The old method of bonding two wafers also works. Smart censors, for instance, bonds a photodetector material (a semiconductor like InGaAs or InSb) onto the top of a cmos chip. The bonding was very expensive, of course, but it is definitely possible to grow a semiconductor on top of existing metal/polysilicon.
Considering these things are MIPS cores, having C code compile to it wouldn't be hard at all I would say. It's utilizing the mesh network that's the problem.
Until I see some results of dynamically-compiled C code that runs really fast on this thing, I don't see it offering better solutions than, say, an FPGA. The exception would be if this was much lower-powered.
It's not theoretically impossible to do. Instead of treating it like a CPU, treat it like a network with micro-ops treated like packets. Run each sequence of micro-ops through something similar to a global routing algorithm and optimization should be fairly easy. This all, of course, assumes that you have something very parallelizable to begin with, like H.264 encoding.
Those are *not* very impressive figures for the embedded market. I imagined the whole 64-core chip would run below 100mW. If we're talking 12 to 19 watts for the chip, it is a beast in embedded terms. For reference, an SoC with 4 ARM cores, all of the peripherals that that thing has plus dedicated DSP/FPU units would still be under 4W.
FPGA's (particularly ones from Xilinx) that offer similar logic horsepower (assuming you had a digital designer to write your VHDL for your) for less than 500mW.
The latest Virtex 5 for DSP applications can provide the same processing capability these guys claim (2x H.264 streams) along with all the bells and whistles and on top of that, you have 2 PPC hardcore processors to act as arbitrators for slower functions.
Those things suck up up to 1W though and that's a lot of power for an embedded system.
Parallel processors on a single die (chip) is very different from Thinking Machines & beowulf clusters.
Up till now there were only 2 types of Parallel processing.
1.) loosely coupled. Thinking Machines & beowulf clusters for example are using this, these are interconnected with Ethernet or some other Network medium and send messages back and forth.
2.) Tightly coupled, this is SMP, NUMA, SNOOPY, basically shared memory system where each processor shares the same global memory space.
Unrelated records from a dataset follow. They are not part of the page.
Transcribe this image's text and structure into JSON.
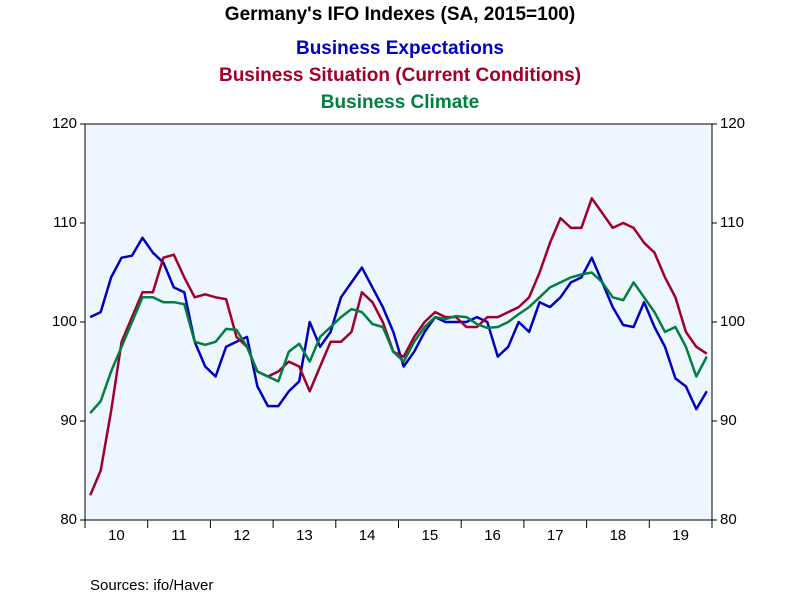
{
  "chart_data": {
    "type": "line",
    "title": "Germany's IFO Indexes (SA, 2015=100)",
    "source": "Sources:  ifo/Haver",
    "categories": [
      null,
      null,
      "10",
      null,
      null,
      null,
      null,
      null,
      "11",
      null,
      null,
      null,
      null,
      null,
      "12",
      null,
      null,
      null,
      null,
      null,
      "13",
      null,
      null,
      null,
      null,
      null,
      "14",
      null,
      null,
      null,
      null,
      null,
      "15",
      null,
      null,
      null,
      null,
      null,
      "16",
      null,
      null,
      null,
      null,
      null,
      "17",
      null,
      null,
      null,
      null,
      null,
      "18",
      null,
      null,
      null,
      null,
      null,
      "19",
      null,
      null,
      null
    ],
    "series": [
      {
        "name": "Business Expectations",
        "color": "#0000c0",
        "values": [
          100.5,
          101,
          104.5,
          106.5,
          106.7,
          108.5,
          107,
          106,
          103.5,
          103,
          98,
          95.5,
          94.5,
          97.5,
          98,
          98.5,
          93.5,
          91.5,
          91.5,
          93,
          94,
          100,
          97.5,
          99,
          102.5,
          104,
          105.5,
          103.5,
          101.5,
          99,
          95.5,
          97,
          99,
          100.5,
          100,
          100,
          100,
          100.5,
          100,
          96.5,
          97.5,
          100,
          99,
          102,
          101.5,
          102.5,
          104,
          104.5,
          106.5,
          104,
          101.5,
          99.7,
          99.5,
          102,
          99.5,
          97.5,
          94.3,
          93.5,
          91.2,
          93
        ]
      },
      {
        "name": "Business Situation (Current Conditions)",
        "color": "#a0002a",
        "values": [
          82.5,
          85,
          91,
          98,
          100.5,
          103,
          103,
          106.5,
          106.8,
          104.5,
          102.5,
          102.8,
          102.5,
          102.3,
          98.5,
          97.5,
          95,
          94.5,
          95,
          96,
          95.5,
          93,
          95.5,
          98,
          98,
          99,
          103,
          102,
          100,
          97,
          96.5,
          98.5,
          100,
          101,
          100.5,
          100.5,
          99.5,
          99.5,
          100.5,
          100.5,
          101,
          101.5,
          102.5,
          105,
          108,
          110.5,
          109.5,
          109.5,
          112.5,
          111,
          109.5,
          110,
          109.5,
          108,
          107,
          104.5,
          102.5,
          99,
          97.5,
          96.8
        ]
      },
      {
        "name": "Business Climate",
        "color": "#008040",
        "values": [
          90.8,
          92,
          95,
          97.5,
          100,
          102.5,
          102.5,
          102,
          102,
          101.8,
          98,
          97.7,
          98,
          99.3,
          99.2,
          97.5,
          95,
          94.5,
          94,
          97,
          97.8,
          96,
          98.5,
          99.5,
          100.5,
          101.3,
          101,
          99.8,
          99.5,
          97,
          96,
          98,
          99.5,
          100.5,
          100.3,
          100.6,
          100.5,
          99.8,
          99.4,
          99.5,
          100,
          100.8,
          101.5,
          102.5,
          103.5,
          104,
          104.5,
          104.8,
          105,
          104,
          102.5,
          102.2,
          104,
          102.5,
          101,
          99,
          99.5,
          97.5,
          94.5,
          96.5
        ]
      }
    ],
    "ylim": [
      80,
      120
    ],
    "yticks": [
      80,
      90,
      100,
      110,
      120
    ]
  }
}
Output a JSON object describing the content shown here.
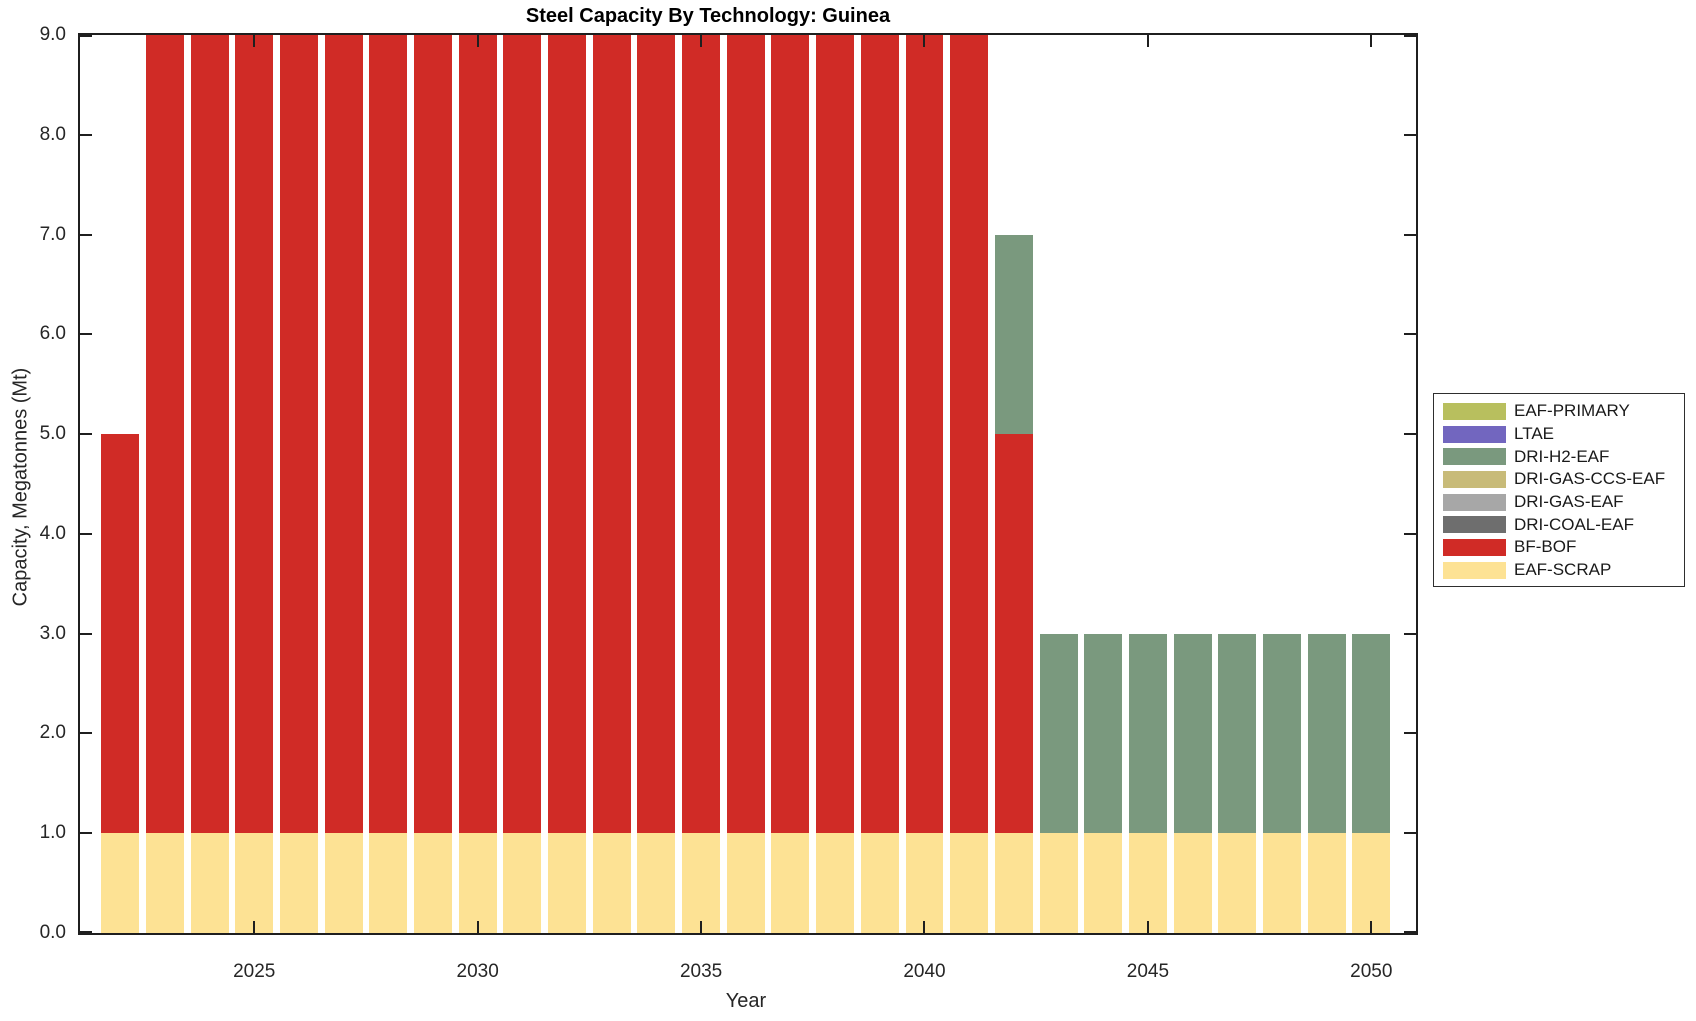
{
  "title": "Steel Capacity By Technology: Guinea",
  "axes": {
    "xlabel": "Year",
    "ylabel": "Capacity, Megatonnes (Mt)",
    "x_ticks": [
      2025,
      2030,
      2035,
      2040,
      2045,
      2050
    ],
    "y_ticks": [
      0,
      1,
      2,
      3,
      4,
      5,
      6,
      7,
      8,
      9
    ],
    "y_tick_labels": [
      "0.0",
      "1.0",
      "2.0",
      "3.0",
      "4.0",
      "5.0",
      "6.0",
      "7.0",
      "8.0",
      "9.0"
    ],
    "xlim": [
      2021.1,
      2051.0
    ],
    "ylim": [
      0,
      9
    ],
    "grid": false
  },
  "chart_data": {
    "type": "bar",
    "stacked": true,
    "bar_width_years": 0.85,
    "x": [
      2022,
      2023,
      2024,
      2025,
      2026,
      2027,
      2028,
      2029,
      2030,
      2031,
      2032,
      2033,
      2034,
      2035,
      2036,
      2037,
      2038,
      2039,
      2040,
      2041,
      2042,
      2043,
      2044,
      2045,
      2046,
      2047,
      2048,
      2049,
      2050
    ],
    "series": [
      {
        "name": "EAF-SCRAP",
        "color": "#FDE294",
        "values": [
          1,
          1,
          1,
          1,
          1,
          1,
          1,
          1,
          1,
          1,
          1,
          1,
          1,
          1,
          1,
          1,
          1,
          1,
          1,
          1,
          1,
          1,
          1,
          1,
          1,
          1,
          1,
          1,
          1
        ]
      },
      {
        "name": "BF-BOF",
        "color": "#D02B26",
        "values": [
          4,
          8,
          8,
          8,
          8,
          8,
          8,
          8,
          8,
          8,
          8,
          8,
          8,
          8,
          8,
          8,
          8,
          8,
          8,
          8,
          4,
          0,
          0,
          0,
          0,
          0,
          0,
          0,
          0
        ]
      },
      {
        "name": "DRI-COAL-EAF",
        "color": "#6E6E6E",
        "values": [
          0,
          0,
          0,
          0,
          0,
          0,
          0,
          0,
          0,
          0,
          0,
          0,
          0,
          0,
          0,
          0,
          0,
          0,
          0,
          0,
          0,
          0,
          0,
          0,
          0,
          0,
          0,
          0,
          0
        ]
      },
      {
        "name": "DRI-GAS-EAF",
        "color": "#A7A7A7",
        "values": [
          0,
          0,
          0,
          0,
          0,
          0,
          0,
          0,
          0,
          0,
          0,
          0,
          0,
          0,
          0,
          0,
          0,
          0,
          0,
          0,
          0,
          0,
          0,
          0,
          0,
          0,
          0,
          0,
          0
        ]
      },
      {
        "name": "DRI-GAS-CCS-EAF",
        "color": "#C8BB79",
        "values": [
          0,
          0,
          0,
          0,
          0,
          0,
          0,
          0,
          0,
          0,
          0,
          0,
          0,
          0,
          0,
          0,
          0,
          0,
          0,
          0,
          0,
          0,
          0,
          0,
          0,
          0,
          0,
          0,
          0
        ]
      },
      {
        "name": "DRI-H2-EAF",
        "color": "#7A997E",
        "values": [
          0,
          0,
          0,
          0,
          0,
          0,
          0,
          0,
          0,
          0,
          0,
          0,
          0,
          0,
          0,
          0,
          0,
          0,
          0,
          0,
          2,
          2,
          2,
          2,
          2,
          2,
          2,
          2,
          2
        ]
      },
      {
        "name": "LTAE",
        "color": "#7266BF",
        "values": [
          0,
          0,
          0,
          0,
          0,
          0,
          0,
          0,
          0,
          0,
          0,
          0,
          0,
          0,
          0,
          0,
          0,
          0,
          0,
          0,
          0,
          0,
          0,
          0,
          0,
          0,
          0,
          0,
          0
        ]
      },
      {
        "name": "EAF-PRIMARY",
        "color": "#B8BF5E",
        "values": [
          0,
          0,
          0,
          0,
          0,
          0,
          0,
          0,
          0,
          0,
          0,
          0,
          0,
          0,
          0,
          0,
          0,
          0,
          0,
          0,
          0,
          0,
          0,
          0,
          0,
          0,
          0,
          0,
          0
        ]
      }
    ],
    "title": "Steel Capacity By Technology: Guinea",
    "xlabel": "Year",
    "ylabel": "Capacity, Megatonnes (Mt)",
    "legend_position": "right-outside"
  },
  "legend": {
    "entries": [
      {
        "label": "EAF-PRIMARY",
        "color": "#B8BF5E"
      },
      {
        "label": "LTAE",
        "color": "#7266BF"
      },
      {
        "label": "DRI-H2-EAF",
        "color": "#7A997E"
      },
      {
        "label": "DRI-GAS-CCS-EAF",
        "color": "#C8BB79"
      },
      {
        "label": "DRI-GAS-EAF",
        "color": "#A7A7A7"
      },
      {
        "label": "DRI-COAL-EAF",
        "color": "#6E6E6E"
      },
      {
        "label": "BF-BOF",
        "color": "#D02B26"
      },
      {
        "label": "EAF-SCRAP",
        "color": "#FDE294"
      }
    ]
  },
  "style": {
    "axis_color": "#1f1f1f",
    "text_color": "#262626",
    "background": "#ffffff"
  }
}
Each requires very different programming strategies and are limited to certain types of problems.
There is also a third form that is lesser know. This systolic arrays. An example of this is TimeLogic, and many DOD type projects.
This is usually done with a bunch of FPGA's and the math computations are done as a series of hardware pipelines without any CPU.
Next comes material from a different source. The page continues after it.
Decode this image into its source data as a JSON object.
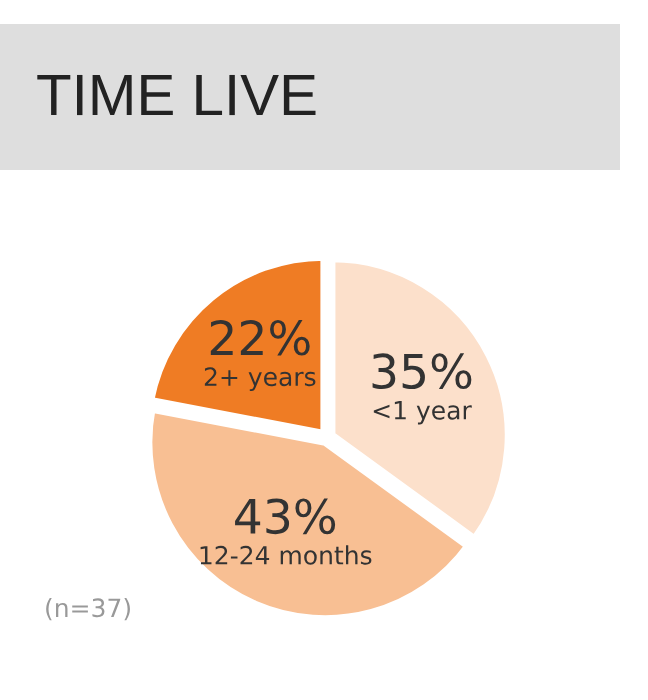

With the parallel core processor it's possible to make it like an SMP (share memory) type system, but you really get hammer with the memory bottleneck so after about 4 CPU's you don't really gain much.
What I had proposed with doing systolic array type of processing but with Simple but fast CPU's on one chip.
They would be connected with CPU registers that would pass data directly from one CPU to the next.
It's design would allow super tight coupling between each processor, so a programming problem wouldn't need to process a buffer at a time but could tackle problems that can't normally be broken up into parallel operations. For example a bignum math operation like multiplying 2 number that are 1024 bits long. Or large FFT, fast DVT, or matrix operations where each cpu could process part of a single operation that must be done serially, and can not be done using traditional parallel processing.
Specifically my interest was in video compression and image processing in real time. This is where DCT, motion vector searches Huffman coding and other operations that don't parallelize well would really get a boost using this type of processor.
I am always doing that which I can not do, in order that I may learn how to do it. - Pablo Picasso
Are you trying to say Billy G didn't comment on the retarded XT memory architecture with the quote that '640k should be enough for anybody'? I suppose you also don't believe the head of IBM saw a world market for around 5 computers.
Don't they teach history in schools anymore?